Question prompted by another thread (Angels) 

(Of course doesn't apply to exes where children are involved) 

I had exes all over my marriage ( 15 yrs ) The 'exes' always 'stayed' even if non romantically . She would just not let them go.

It always felt like there was a reignition waiting to happen 

Maybe my insecurity but of course my very stbx could have just said 'no for the benefit of my husbands peace of mind I'll sever any and all connections with any exes'

But she didn't and it remained for me something always ready to go again.
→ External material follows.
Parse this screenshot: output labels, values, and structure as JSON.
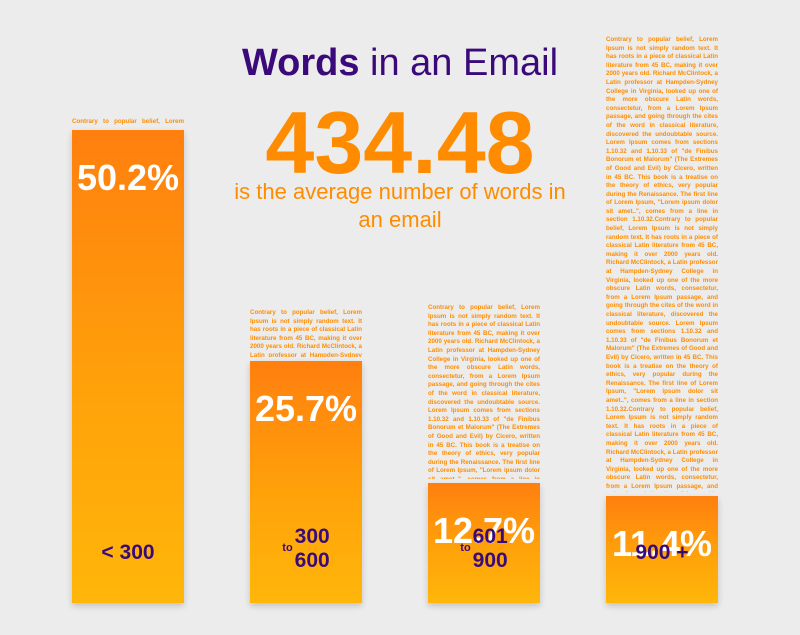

Even if it didn't re-happen it never felt right, never felt 'safe'.

Maybe it's my insecurity just resurfacing but this always felt intrinsically wrong to me

I would never inflict this upon any woman I was with in a serious relationship. I know deep down it's undermining, constant contact with an ex

Many friends and family agree but maybe they are just being supportive 

I can't believe for a second anyone is 'okay' with this


----------



## F-102 (Sep 15, 2010)

Exes have NO PLACE in a marriage. Look up all the other "my wife cheated"-type threads, and 99% of them started when the W reconnected with an ex.


----------



## darklilly23 (May 26, 2013)

Hey yah um my stbxh went from being "just friends with a old flame" to flying up there to bonk her to soon moving in with her in 3.5 months and he blames it on me. " if darklilly had not had a problem with me remaining friends with this ex I would not have wanted to bonk ow again"

It makes you feel crazy...
_Posted via Mobile Device_


----------



## illwill (Feb 21, 2013)

When i started re-dating, ex boyfriends as friends was a huge red flag. I simply never saw those girls again.


----------